Still, these products remain popular with investors because the funds often offer investors guarantees that they won’t fail.
Can’t be stopped
Investors might take false comfort in the fact that banks acts as official custodians for the funds raised through AMPs. In practice, however, it is difficult for them to track such funds of the life of an investment.
In practice, many private funds use money raised from new products to bail out the old products, which increase the risks for investors, said another person involved in the private fund industry. “The custodians are neither responsible for verifying the veracity of the projects, nor the rightful use of capital,” he said. “They only care about whether there is money in the account.”
How much responsibility the custodians have for investor funds remains a point of contention. After FX Group’s chairman vanished, a group of investors in the WMPs linked to the company began gathering outside a local branch of one the custodian banks to demand their money back.
The AMAC believes that the custodian banks and the private funds share responsibility for investors’ money because they both have been entrusted by investors. But the China Banking Association argues that a custodian bank is not a joint trustee of the funds and therefore has no legal obligation to investors.

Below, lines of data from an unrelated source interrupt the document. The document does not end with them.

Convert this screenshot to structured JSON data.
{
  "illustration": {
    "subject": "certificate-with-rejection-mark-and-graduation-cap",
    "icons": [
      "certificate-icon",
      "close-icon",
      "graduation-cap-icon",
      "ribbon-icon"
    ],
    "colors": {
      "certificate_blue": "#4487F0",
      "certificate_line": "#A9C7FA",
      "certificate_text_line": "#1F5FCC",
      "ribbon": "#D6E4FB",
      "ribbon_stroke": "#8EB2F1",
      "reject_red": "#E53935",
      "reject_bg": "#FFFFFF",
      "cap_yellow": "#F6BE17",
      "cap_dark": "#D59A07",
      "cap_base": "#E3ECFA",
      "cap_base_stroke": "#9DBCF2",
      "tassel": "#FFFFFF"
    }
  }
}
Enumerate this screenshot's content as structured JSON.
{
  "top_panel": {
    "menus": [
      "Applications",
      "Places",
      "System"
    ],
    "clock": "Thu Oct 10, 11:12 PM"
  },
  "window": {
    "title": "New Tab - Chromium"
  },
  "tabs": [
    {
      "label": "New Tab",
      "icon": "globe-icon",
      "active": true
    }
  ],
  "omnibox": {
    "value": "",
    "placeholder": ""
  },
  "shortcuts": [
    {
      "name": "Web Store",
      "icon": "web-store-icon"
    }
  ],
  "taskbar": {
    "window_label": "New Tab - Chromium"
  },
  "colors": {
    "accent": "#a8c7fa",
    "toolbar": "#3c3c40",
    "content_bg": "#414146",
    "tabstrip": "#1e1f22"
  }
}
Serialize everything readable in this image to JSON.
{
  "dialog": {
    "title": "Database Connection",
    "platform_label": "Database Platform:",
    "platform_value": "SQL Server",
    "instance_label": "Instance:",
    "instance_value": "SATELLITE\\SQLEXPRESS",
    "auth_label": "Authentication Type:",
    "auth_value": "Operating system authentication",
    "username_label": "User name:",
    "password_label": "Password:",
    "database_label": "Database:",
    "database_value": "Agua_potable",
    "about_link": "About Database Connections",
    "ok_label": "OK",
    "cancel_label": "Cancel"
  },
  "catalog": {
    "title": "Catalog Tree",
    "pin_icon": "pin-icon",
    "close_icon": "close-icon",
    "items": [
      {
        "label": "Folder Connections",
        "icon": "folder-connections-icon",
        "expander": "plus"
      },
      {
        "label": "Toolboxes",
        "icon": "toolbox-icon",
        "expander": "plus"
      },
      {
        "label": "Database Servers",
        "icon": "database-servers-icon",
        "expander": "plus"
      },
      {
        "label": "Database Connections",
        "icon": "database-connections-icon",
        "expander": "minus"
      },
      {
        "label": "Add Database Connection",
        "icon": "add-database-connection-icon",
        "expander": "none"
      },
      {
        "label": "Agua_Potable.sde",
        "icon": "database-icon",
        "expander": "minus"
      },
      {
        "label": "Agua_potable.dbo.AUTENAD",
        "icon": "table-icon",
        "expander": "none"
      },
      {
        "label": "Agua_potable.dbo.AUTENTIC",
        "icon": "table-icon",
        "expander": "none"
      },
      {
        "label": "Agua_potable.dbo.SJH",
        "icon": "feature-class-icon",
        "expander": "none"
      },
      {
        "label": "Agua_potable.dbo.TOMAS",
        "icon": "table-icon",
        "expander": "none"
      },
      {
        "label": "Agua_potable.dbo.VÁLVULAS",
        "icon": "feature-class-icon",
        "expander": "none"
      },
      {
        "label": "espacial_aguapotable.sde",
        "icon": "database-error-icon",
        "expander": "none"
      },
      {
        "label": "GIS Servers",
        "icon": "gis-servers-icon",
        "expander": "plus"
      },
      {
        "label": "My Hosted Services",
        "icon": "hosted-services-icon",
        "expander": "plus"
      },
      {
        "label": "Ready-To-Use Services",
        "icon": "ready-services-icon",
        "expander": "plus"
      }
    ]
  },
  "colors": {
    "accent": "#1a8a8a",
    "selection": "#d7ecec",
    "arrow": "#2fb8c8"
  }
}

Many private fund managers told Caixin that the AMAC stepped up controls on fund product registration at the beginning of 2017.
Hong, the AMAC’s president, said regulators will raise the requirements for private funds’ internal controls to ensure that each fund product will have its own account at the custodian, under separate management.
But a private fund manager said, “In practice, if a private-equity company deliberately dodges regulations, even the third-party custodian banks might not be able to prevent it effectively.”